17.08.2018 The special exhibition ‘Margiana. A Bronze Age Kingdom in Turkmenistan’ has become a popular favourite: Matthias Wemhoff, director of the Museum für Vor- und Frühgeschichte, and curator Manfred Nawroth greeted the 250,000th visitor today. The exhibition is open at the Neues Museum on Berlin’s Museum Island until October 7th, 2018.
The special exhibition ‘Margiana. A Bronze Age Kingdom in Turkmenistan’ has become a popular favourite: Matthias Wemhoff, director of the Museum für Vor- und Frühgeschichte, and curator Manfred Nawroth greeted the 250,000th visitor today. The exhibition is open at the Neues Museum on Berlin’s Museum Island until October 7th, 2018.
250,000 visitors have witnessed the special exhibition ‘Margiana. A Bronze Age Kingdom in Turkmenistan’ since it opened on April 25th, 2018. In cooperation with the Turkmen Ministry of Culture, the Museum für Vor- und Frühgeschichte – Staatliche Museen zu Berlin is showing exceptional finds that have never been exhibited in Europe before. Together with photographs by Herlinde Koelbl, the exhibition offers a unique insight into largely unknown Turkmenistan. The exhibition is showing at the Neues Museum until October 7th, 2018.
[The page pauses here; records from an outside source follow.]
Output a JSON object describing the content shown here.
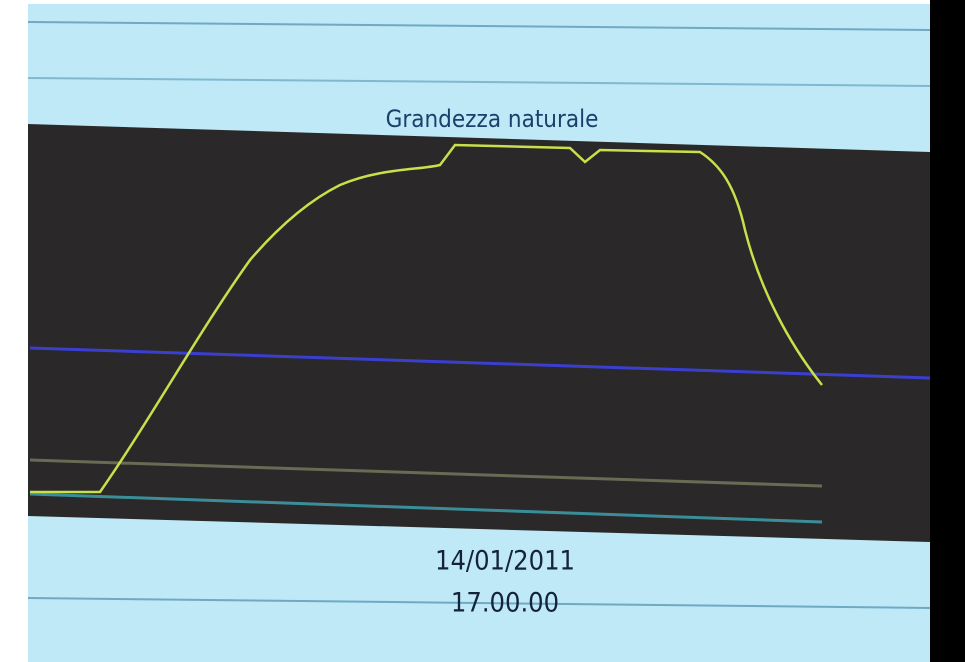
{
  "header": {
    "title": "Grandezza naturale"
  },
  "footer": {
    "date": "14/01/2011",
    "time": "17.00.00"
  }
}
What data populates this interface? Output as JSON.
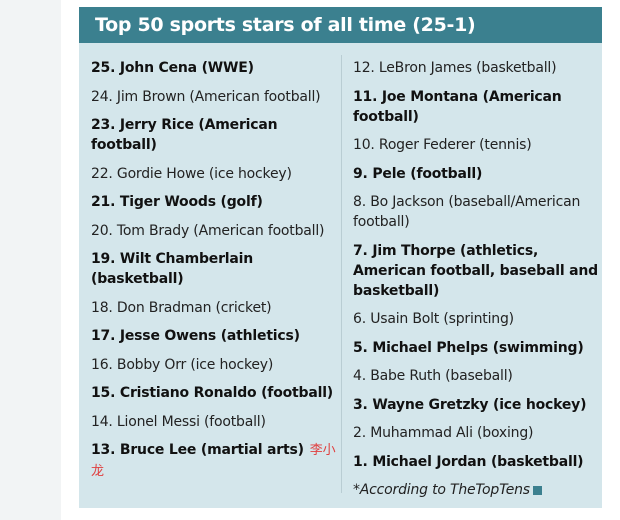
{
  "title": "Top 50 sports stars of all time (25-1)",
  "left_items": [
    {
      "text": "25. John Cena (WWE)",
      "bold": true
    },
    {
      "text": "24. Jim Brown (American football)",
      "bold": false
    },
    {
      "text": "23. Jerry Rice (American football)",
      "bold": true
    },
    {
      "text": "22. Gordie Howe (ice hockey)",
      "bold": false
    },
    {
      "text": "21. Tiger Woods (golf)",
      "bold": true
    },
    {
      "text": "20. Tom Brady (American football)",
      "bold": false
    },
    {
      "text": "19. Wilt Chamberlain (basketball)",
      "bold": true
    },
    {
      "text": "18. Don Bradman (cricket)",
      "bold": false
    },
    {
      "text": "17. Jesse Owens (athletics)",
      "bold": true
    },
    {
      "text": "16. Bobby Orr (ice hockey)",
      "bold": false
    },
    {
      "text": "15. Cristiano Ronaldo (football)",
      "bold": true
    },
    {
      "text": "14. Lionel Messi (football)",
      "bold": false
    },
    {
      "text": "13. Bruce Lee (martial arts)",
      "bold": true,
      "annotation": "李小龙"
    }
  ],
  "right_items": [
    {
      "text": "12. LeBron James (basketball)",
      "bold": false
    },
    {
      "text": "11. Joe Montana (American football)",
      "bold": true
    },
    {
      "text": "10. Roger Federer (tennis)",
      "bold": false
    },
    {
      "text": "9. Pele (football)",
      "bold": true
    },
    {
      "text": "8. Bo Jackson (baseball/American football)",
      "bold": false
    },
    {
      "text": "7. Jim Thorpe (athletics, American football, baseball and basketball)",
      "bold": true
    },
    {
      "text": "6. Usain Bolt (sprinting)",
      "bold": false
    },
    {
      "text": "5. Michael Phelps (swimming)",
      "bold": true
    },
    {
      "text": "4. Babe Ruth (baseball)",
      "bold": false
    },
    {
      "text": "3. Wayne Gretzky (ice hockey)",
      "bold": true
    },
    {
      "text": "2. Muhammad Ali (boxing)",
      "bold": false
    },
    {
      "text": "1. Michael Jordan (basketball)",
      "bold": true
    }
  ],
  "footnote": "*According to TheTopTens",
  "colors": {
    "header": "#3b808f",
    "body": "#d4e6eb",
    "annotation": "#e04040"
  }
}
Matthias Wemhoff, director of the Museum für Vor- und Frühgeschichte and curator Manfred Nawroth today greeted the 250,000th visitor: Juliane Benkert from Unterschleissheim, Bavaria. Ms Benkert was visiting the exhibition together with her family. Her two daughters, Alexandra and Katharina had the choice of visiting the Badeschiff, the Computerspielemuseum, or the Neues Museum. They opted for the ‘Margiana’ exhibition.
“We’re very pleased that there has been so much interest in Margiana,” said Matthias Wemhoff. “It’s a unique exhibition that allows for a fascinating symbiosis between archaeological discoveries and the creativity of modern photography.”
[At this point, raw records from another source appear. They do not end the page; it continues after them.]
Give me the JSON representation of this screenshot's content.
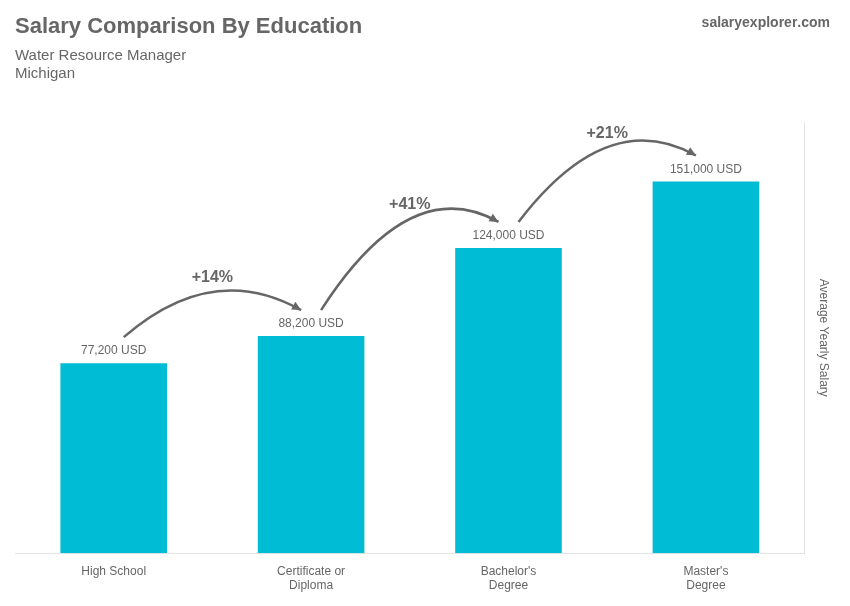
{
  "chart_data": {
    "type": "bar",
    "title": "Salary Comparison By Education",
    "subtitle": [
      "Water Resource Manager",
      "Michigan"
    ],
    "brand": [
      "salary",
      "explorer",
      ".com"
    ],
    "ylabel": "Average Yearly Salary",
    "categories": [
      "High School",
      "Certificate or\nDiploma",
      "Bachelor's\nDegree",
      "Master's\nDegree"
    ],
    "values": [
      77200,
      88200,
      124000,
      151000
    ],
    "value_labels": [
      "77,200 USD",
      "88,200 USD",
      "124,000 USD",
      "151,000 USD"
    ],
    "data_labels": true,
    "annotations": [
      "+14%",
      "+41%",
      "+21%"
    ],
    "color": "#00bcd4",
    "ylim": [
      0,
      175000
    ],
    "grid": false,
    "tick_labels": "x"
  }
}
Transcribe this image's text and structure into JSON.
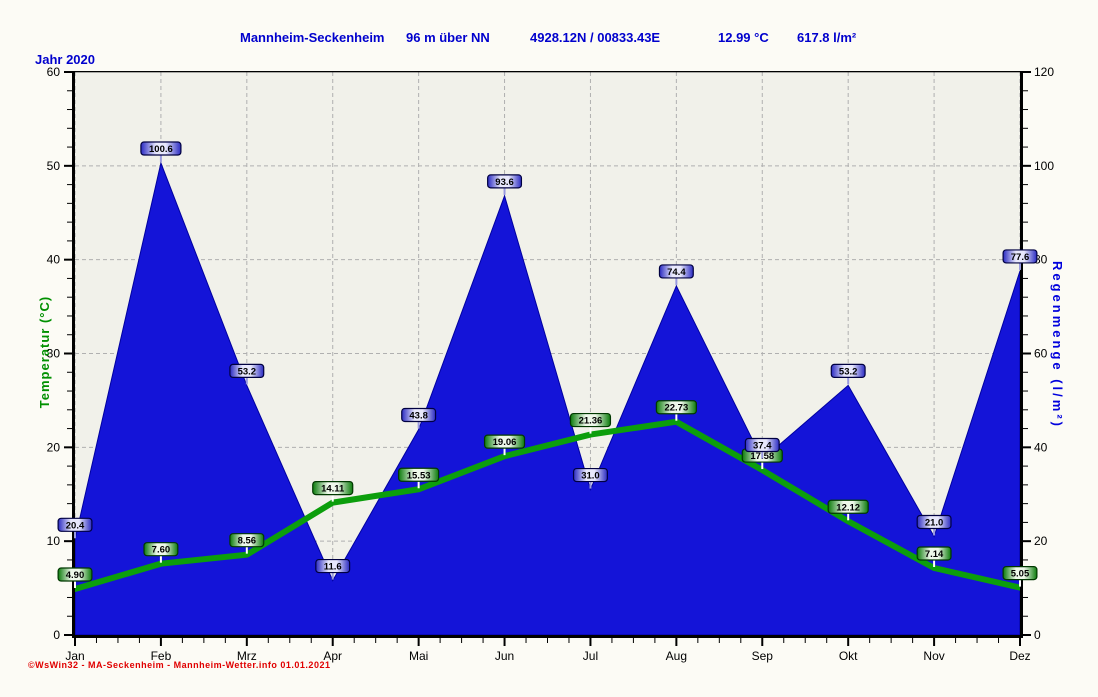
{
  "header": {
    "station": "Mannheim-Seckenheim",
    "elevation": "96 m über NN",
    "coordinates": "4928.12N / 00833.43E",
    "mean_temperature": "12.99 °C",
    "total_rain": "617.8 l/m²"
  },
  "year_label": "Jahr 2020",
  "footer_credit": "©WsWin32 - MA-Seckenheim - Mannheim-Wetter.info  01.01.2021",
  "chart_data": {
    "type": "area+line",
    "categories": [
      "Jan",
      "Feb",
      "Mrz",
      "Apr",
      "Mai",
      "Jun",
      "Jul",
      "Aug",
      "Sep",
      "Okt",
      "Nov",
      "Dez"
    ],
    "series": [
      {
        "name": "Regenmenge",
        "unit": "l/m²",
        "axis": "right",
        "type": "area",
        "color": "#1414d8",
        "values": [
          20.4,
          100.6,
          53.2,
          11.6,
          43.8,
          93.6,
          31.0,
          74.4,
          37.4,
          53.2,
          21.0,
          77.6
        ],
        "labels": [
          "20.4",
          "100.6",
          "53.2",
          "11.6",
          "43.8",
          "93.6",
          "31.0",
          "74.4",
          "37.4",
          "53.2",
          "21.0",
          "77.6"
        ]
      },
      {
        "name": "Temperatur",
        "unit": "°C",
        "axis": "left",
        "type": "line",
        "color": "#0c9e0c",
        "values": [
          4.9,
          7.6,
          8.56,
          14.11,
          15.53,
          19.06,
          21.36,
          22.73,
          17.58,
          12.12,
          7.14,
          5.05
        ],
        "labels": [
          "4.90",
          "7.60",
          "8.56",
          "14.11",
          "15.53",
          "19.06",
          "21.36",
          "22.73",
          "17.58",
          "12.12",
          "7.14",
          "5.05"
        ]
      }
    ],
    "left_axis": {
      "title": "Temperatur  (°C)",
      "min": 0,
      "max": 60,
      "step": 10,
      "ticks": [
        0,
        10,
        20,
        30,
        40,
        50,
        60
      ],
      "minor_step": 2,
      "color": "#009000"
    },
    "right_axis": {
      "title": "Regenmenge  (l/m²)",
      "min": 0,
      "max": 120,
      "step": 20,
      "ticks": [
        0,
        20,
        40,
        60,
        80,
        100,
        120
      ],
      "minor_step": 4,
      "color": "#0000dd"
    },
    "grid": true,
    "legend_position": "none"
  },
  "colors": {
    "header_text": "#0000cd",
    "area_fill": "#1414d8",
    "line_stroke": "#0c9e0c",
    "plot_background": "#f1f1ea",
    "page_background": "#fcfbf5",
    "grid": "#b0b0b0",
    "footer_text": "#e00000"
  }
}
Margiana – an historical landscape in Turkmenistan’s East – was the cradle of a fascinating Bronze Age civilisation that emerged around 4,000 years ago. A contemporary of the civilisations of Mesopotamia and Ancient Egypt, it has hitherto remained largely unknown in the Western world. For the first time outside Turkmenistan, a large, special exhibition is making archaeological documents of this mysterious culture accessible to a broad public. The Museum für Vor- und Frühgeschichte was able to obtain the collaboration of photographer Herlinde Koelbl, whose images show archaeological sites, landscapes, people and objects from the exhibition. The result is a fascinating symbiosis of unfamiliar archaeological relics and photography from a largely unfamiliar country.
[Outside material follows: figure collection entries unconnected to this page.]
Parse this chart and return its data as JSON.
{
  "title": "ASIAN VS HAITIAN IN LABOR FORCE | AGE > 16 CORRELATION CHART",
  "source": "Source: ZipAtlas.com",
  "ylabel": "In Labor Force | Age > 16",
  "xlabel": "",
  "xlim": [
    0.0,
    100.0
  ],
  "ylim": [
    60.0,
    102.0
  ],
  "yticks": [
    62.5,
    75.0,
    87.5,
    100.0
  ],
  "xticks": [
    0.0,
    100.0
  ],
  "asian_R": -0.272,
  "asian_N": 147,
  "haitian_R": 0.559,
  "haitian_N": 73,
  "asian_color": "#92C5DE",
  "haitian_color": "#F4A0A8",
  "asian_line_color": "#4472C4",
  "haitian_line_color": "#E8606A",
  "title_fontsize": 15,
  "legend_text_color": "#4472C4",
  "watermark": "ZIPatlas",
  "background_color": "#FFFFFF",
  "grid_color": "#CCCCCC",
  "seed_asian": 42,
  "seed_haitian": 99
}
The exhibition includes 230 objects from the third to the second millennium B. C. They represent the sensational discoveries brought to light by archaeological research into the Bronze Age metropolis Gonur Tepe. Exotic objects and materials bear witness to long-distance contacts between present-day Turkmenistan and the civilisations of Mesopotamia with communities as far away as Syria, Pakistan and the steppes of the Ural Mountains. The workmanship of many of the pieces is expert. Large photographs of the archaeological digs as well as of landscapes and people complete the picture of Margiana. In creating these images, portrait photographer Herlinde Koelbl approached archaeological photography for the first time; her photographs have captured archaeological traces in fascinating ways.
Following the presentation in the Neues Museum, the exhibition will be shown in the Archäologisches Museum Hamburg and in the Reiss-Engelhorn-Museen Mannheim.
The exhibition is accompanied by a comprehensive book published by Michael Imhof Verlag: 288 pages, ca. 400 images (mostly colour), ISBN 978-3-7319-0662-9, bookstore edition: 39.95 €, museum edition 29 €.